As the camera pans Jewish workers literally digging their own graves, a Jewish harmonic choir joins the Immolation Theme, perhaps illustrating the senseless loss of not only their lives, but of their culture. The poignant choir accompaniment is delivered in the Hebrew language, further personifying this senseless loss of life and culture. At the 2:15:50 mark, the Immolation theme fades in intensity a bit as Schindler and Commandant Goeth casually discuss the “inconvenience” of liquidating the entire Krakow Ghetto in this fashion. The theme and accompanying choir takes precedent of the narrative again around the 2:16:20 mark, where Oskar observes the red coat of a perished Jewish child being wheeled into the flames. As the film was shot entirely in black and white, it’s worth pointing out that this is the only scene in which color is used to dramatic effect. A close-up shot of the clearly horrified and disgusted Schindler in response to this harrowing scene, brings the Immolation Theme to a measured close. (2:16:18). Standalone, the scene is that of pure human tragedy and senseless violence.
However, with John William’s brilliant use of a culturally-driven, hymnal-like Immolation Theme accompanying the horrific actions of the mise-en-scene, deeper meaning is added to the scene. The audience, while perhaps not understanding the words sung, is still emotionally gripped by the intense nature of the choir and its effect of further humanizing the Jewish people being slaughtered in the scene, in lieu of the Nazi’s best attempt to strip that of them. A lyric delivered by the choir in the Immolation Scene is translated to mean “With Our Lives, We Give Life,” illustrating the resolve of these individuals in combating the brutality enacted upon them.
Upon the fading of the Immolation Scene, a direct musical transition initiates the powerful dialogue exchanged between Schindler and his Jewish accountant, Itzhak Stern. Schindler discusses his tearful wishes of “this all to end” with Stern, of whom is destined to be deported to the Auschwitz death camp. A quiet, flute rendition of the main theme of entire film (Schindler’s List Theme) is delivered during the dialogue; a quite noticeable juxtaposition of the previously intense Immolation Theme (2:17:20 – 2:18:40).
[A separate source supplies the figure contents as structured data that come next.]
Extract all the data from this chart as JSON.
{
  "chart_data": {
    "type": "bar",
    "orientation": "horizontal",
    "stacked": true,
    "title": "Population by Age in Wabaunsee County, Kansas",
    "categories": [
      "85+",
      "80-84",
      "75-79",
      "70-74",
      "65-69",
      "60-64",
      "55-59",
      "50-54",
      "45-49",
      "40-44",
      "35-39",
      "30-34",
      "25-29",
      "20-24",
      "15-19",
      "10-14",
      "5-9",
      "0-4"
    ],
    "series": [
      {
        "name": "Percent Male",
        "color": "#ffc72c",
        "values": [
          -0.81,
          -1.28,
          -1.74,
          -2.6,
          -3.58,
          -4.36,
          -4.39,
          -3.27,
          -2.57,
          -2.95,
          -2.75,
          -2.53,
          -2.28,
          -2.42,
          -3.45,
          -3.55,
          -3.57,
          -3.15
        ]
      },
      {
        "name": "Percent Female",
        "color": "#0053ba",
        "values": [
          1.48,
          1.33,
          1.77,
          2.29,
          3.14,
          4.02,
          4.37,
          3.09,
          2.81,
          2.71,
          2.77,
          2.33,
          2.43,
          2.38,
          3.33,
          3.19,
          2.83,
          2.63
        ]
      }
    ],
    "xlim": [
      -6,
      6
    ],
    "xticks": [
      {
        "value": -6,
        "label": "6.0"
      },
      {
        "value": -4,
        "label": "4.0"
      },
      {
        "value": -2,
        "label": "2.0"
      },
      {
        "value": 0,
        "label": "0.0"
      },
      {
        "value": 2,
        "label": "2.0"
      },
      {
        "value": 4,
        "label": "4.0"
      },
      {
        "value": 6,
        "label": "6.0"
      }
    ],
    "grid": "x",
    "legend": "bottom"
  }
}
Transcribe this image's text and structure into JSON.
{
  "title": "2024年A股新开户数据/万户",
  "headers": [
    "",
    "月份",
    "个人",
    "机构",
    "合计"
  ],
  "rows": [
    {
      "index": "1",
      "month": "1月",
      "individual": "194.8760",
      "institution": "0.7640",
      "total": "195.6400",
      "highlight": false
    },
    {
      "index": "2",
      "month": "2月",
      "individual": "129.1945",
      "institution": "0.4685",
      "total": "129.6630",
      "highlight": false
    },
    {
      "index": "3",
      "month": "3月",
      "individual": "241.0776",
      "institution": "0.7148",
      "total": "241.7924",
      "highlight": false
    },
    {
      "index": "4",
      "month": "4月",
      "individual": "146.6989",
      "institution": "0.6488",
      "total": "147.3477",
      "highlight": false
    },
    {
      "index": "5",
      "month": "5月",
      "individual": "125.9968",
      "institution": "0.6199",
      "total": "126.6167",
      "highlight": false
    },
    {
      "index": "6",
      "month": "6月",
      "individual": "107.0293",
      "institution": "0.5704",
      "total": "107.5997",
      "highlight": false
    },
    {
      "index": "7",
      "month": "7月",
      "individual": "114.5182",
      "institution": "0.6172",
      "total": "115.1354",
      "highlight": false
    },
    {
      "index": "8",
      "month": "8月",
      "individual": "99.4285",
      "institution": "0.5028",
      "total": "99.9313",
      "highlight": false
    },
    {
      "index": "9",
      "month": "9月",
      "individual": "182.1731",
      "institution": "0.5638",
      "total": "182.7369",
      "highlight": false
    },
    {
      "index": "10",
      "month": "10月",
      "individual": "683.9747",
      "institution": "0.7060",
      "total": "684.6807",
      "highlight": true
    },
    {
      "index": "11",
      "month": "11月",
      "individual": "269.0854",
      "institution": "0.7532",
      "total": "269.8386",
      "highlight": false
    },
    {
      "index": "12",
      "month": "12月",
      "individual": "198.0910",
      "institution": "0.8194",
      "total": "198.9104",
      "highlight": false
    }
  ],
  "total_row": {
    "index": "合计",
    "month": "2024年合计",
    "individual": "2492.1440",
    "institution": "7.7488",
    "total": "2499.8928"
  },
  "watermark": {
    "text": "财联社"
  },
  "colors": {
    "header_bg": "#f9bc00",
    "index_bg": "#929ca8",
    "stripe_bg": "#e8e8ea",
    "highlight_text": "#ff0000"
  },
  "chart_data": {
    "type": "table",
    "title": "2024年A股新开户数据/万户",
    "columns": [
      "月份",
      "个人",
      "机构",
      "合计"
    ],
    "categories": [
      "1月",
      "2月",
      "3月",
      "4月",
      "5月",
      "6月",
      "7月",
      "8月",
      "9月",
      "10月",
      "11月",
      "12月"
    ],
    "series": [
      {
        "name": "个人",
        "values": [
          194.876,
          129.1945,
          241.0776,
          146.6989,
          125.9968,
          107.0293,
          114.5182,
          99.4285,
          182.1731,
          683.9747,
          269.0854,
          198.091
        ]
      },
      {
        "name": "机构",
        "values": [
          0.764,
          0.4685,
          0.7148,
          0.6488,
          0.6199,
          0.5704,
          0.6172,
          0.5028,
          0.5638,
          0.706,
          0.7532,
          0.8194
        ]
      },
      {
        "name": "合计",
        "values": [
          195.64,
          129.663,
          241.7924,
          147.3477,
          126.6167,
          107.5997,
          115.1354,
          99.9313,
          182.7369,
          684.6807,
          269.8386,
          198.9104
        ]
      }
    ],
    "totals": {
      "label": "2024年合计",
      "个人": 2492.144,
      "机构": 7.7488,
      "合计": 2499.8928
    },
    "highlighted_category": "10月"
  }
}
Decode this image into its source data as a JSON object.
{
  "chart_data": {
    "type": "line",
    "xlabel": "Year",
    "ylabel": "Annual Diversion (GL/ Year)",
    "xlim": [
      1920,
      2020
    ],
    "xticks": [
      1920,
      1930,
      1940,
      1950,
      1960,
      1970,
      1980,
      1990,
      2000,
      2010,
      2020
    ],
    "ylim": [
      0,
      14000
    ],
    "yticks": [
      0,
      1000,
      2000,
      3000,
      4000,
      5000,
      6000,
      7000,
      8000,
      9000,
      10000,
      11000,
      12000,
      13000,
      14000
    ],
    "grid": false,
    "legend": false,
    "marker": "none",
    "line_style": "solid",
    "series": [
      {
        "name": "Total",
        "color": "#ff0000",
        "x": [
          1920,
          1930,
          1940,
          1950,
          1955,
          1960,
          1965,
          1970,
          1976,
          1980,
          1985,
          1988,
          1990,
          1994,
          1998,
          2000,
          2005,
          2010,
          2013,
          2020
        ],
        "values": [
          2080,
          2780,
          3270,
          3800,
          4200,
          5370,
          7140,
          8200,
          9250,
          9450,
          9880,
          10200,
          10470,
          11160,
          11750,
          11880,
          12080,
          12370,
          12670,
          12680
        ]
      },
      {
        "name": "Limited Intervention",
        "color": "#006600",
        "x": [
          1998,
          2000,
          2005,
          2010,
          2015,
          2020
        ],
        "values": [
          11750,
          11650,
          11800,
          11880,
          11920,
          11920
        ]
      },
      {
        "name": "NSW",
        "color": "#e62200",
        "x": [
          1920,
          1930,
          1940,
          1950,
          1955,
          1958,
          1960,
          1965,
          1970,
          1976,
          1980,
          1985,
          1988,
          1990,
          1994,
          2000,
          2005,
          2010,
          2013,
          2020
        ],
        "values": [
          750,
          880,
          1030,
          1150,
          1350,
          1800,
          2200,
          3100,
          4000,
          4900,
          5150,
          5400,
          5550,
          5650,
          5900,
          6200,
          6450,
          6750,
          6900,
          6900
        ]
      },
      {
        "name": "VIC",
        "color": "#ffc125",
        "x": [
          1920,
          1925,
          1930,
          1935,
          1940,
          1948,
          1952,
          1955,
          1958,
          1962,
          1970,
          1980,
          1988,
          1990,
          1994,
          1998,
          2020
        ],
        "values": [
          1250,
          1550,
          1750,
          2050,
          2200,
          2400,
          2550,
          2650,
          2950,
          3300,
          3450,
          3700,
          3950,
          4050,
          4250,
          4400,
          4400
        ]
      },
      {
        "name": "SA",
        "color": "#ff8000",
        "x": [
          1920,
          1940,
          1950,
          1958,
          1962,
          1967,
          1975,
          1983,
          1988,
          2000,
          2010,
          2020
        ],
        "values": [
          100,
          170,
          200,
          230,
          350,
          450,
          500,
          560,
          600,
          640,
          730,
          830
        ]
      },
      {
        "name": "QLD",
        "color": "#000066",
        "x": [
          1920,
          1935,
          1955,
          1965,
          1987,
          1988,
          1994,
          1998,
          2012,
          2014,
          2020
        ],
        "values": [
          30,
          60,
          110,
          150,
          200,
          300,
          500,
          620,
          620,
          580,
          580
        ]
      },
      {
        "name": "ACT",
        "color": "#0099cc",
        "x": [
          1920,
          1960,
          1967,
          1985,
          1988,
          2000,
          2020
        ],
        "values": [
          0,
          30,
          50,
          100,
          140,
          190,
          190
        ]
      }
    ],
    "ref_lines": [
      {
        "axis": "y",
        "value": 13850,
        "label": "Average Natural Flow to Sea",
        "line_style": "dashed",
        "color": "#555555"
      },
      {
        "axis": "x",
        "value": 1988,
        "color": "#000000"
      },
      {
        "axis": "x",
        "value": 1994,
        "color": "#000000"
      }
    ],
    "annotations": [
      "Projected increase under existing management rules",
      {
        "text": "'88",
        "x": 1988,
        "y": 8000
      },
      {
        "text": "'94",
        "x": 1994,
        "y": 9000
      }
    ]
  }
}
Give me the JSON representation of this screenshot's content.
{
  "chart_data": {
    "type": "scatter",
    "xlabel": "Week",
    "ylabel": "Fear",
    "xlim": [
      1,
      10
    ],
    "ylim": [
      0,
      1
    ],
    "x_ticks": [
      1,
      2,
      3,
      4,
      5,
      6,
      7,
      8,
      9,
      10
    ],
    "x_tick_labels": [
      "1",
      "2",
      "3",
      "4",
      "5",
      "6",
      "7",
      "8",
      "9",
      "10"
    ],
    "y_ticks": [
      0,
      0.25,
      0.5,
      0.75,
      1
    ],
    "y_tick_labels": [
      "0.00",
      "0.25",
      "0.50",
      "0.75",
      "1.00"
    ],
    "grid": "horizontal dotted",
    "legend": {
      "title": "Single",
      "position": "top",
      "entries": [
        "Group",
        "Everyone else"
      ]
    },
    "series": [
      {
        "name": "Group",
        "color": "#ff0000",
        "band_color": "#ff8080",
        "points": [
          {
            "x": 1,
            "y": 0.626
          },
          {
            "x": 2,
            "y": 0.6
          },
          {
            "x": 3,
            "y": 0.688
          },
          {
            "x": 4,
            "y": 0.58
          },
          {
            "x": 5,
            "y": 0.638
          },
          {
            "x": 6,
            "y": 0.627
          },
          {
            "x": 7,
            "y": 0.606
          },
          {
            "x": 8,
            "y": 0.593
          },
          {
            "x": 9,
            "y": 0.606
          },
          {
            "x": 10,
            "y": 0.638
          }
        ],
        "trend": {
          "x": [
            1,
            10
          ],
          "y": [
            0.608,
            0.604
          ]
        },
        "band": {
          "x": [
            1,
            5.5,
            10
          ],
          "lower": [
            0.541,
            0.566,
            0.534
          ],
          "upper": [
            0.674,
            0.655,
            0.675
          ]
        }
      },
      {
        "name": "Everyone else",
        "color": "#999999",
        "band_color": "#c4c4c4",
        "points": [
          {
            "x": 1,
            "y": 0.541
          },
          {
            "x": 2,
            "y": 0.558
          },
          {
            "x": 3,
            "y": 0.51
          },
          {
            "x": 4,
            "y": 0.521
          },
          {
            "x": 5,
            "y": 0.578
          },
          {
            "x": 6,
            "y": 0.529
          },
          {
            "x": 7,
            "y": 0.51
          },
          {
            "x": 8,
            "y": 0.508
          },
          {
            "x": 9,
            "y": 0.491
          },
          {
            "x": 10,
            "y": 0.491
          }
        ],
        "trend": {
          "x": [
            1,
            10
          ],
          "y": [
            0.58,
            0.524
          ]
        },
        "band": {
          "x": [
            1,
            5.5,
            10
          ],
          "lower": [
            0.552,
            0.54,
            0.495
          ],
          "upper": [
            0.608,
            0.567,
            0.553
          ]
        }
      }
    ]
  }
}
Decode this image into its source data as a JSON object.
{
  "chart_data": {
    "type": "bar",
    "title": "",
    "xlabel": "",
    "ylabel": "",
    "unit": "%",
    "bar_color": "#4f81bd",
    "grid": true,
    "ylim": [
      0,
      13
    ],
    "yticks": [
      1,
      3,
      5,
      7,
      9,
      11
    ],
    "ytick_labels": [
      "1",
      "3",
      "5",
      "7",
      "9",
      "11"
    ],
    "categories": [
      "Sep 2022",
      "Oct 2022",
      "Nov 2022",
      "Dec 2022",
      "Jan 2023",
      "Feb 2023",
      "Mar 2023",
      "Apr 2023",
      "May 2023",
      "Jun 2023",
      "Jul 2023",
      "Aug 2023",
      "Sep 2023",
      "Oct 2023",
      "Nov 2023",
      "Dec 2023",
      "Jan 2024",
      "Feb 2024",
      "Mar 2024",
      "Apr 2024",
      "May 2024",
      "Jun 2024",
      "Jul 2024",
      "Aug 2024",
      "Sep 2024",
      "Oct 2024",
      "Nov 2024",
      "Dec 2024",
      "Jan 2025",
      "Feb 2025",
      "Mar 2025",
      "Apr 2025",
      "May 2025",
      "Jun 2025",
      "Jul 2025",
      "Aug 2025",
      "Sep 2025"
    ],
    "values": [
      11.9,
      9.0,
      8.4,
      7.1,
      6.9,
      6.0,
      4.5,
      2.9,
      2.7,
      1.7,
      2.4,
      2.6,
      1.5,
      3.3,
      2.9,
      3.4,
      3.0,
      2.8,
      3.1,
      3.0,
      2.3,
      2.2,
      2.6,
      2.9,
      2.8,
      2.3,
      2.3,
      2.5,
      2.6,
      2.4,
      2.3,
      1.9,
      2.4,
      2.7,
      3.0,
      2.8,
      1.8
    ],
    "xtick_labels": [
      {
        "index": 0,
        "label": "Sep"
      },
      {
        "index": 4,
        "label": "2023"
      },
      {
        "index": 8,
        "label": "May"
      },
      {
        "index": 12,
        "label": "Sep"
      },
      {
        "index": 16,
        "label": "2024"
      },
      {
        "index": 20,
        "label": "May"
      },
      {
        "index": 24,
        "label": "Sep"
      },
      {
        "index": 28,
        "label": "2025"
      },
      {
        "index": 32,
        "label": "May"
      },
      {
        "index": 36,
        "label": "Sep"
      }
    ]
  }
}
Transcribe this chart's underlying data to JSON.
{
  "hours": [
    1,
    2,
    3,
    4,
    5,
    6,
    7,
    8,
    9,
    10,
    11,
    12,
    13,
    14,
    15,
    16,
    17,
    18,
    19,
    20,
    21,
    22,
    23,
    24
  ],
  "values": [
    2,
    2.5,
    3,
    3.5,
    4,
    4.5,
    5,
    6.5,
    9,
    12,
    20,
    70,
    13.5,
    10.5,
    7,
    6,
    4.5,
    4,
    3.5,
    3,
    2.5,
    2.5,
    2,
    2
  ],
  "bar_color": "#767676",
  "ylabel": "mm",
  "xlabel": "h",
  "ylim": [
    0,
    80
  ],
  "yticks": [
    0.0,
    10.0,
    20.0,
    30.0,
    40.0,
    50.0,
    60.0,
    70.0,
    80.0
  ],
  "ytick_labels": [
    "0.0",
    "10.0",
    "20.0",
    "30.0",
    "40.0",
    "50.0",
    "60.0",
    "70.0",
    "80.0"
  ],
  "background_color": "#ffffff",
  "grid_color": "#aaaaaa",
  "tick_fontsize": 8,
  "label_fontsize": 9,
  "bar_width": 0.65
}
The unobtrusive, yet somber melody of the flute during this scene allows the audience to focus on the emotional dialogue between the two characters, while still complimenting the despondency of the scene.
The analysis of these two continuous, yet very different scenes, instill both a deep understanding and appreciation of the complete tragedy inherent in a film of this nature. Through close observation of the style of the non-diegetic music driving a scene, its diegetic sound effects, and its overall mise-en-scene, the audience gains an emotional connection they may not have had through just the shocking visual images alone. Though this point is perhaps illustrated best in William’s work in Schindler’s List, it is typically the case in all of film. The Holocaust is an event that cannot be fully comprehended through pictures or statistics, rather, must be felt through human culture, emotion, and personal identification.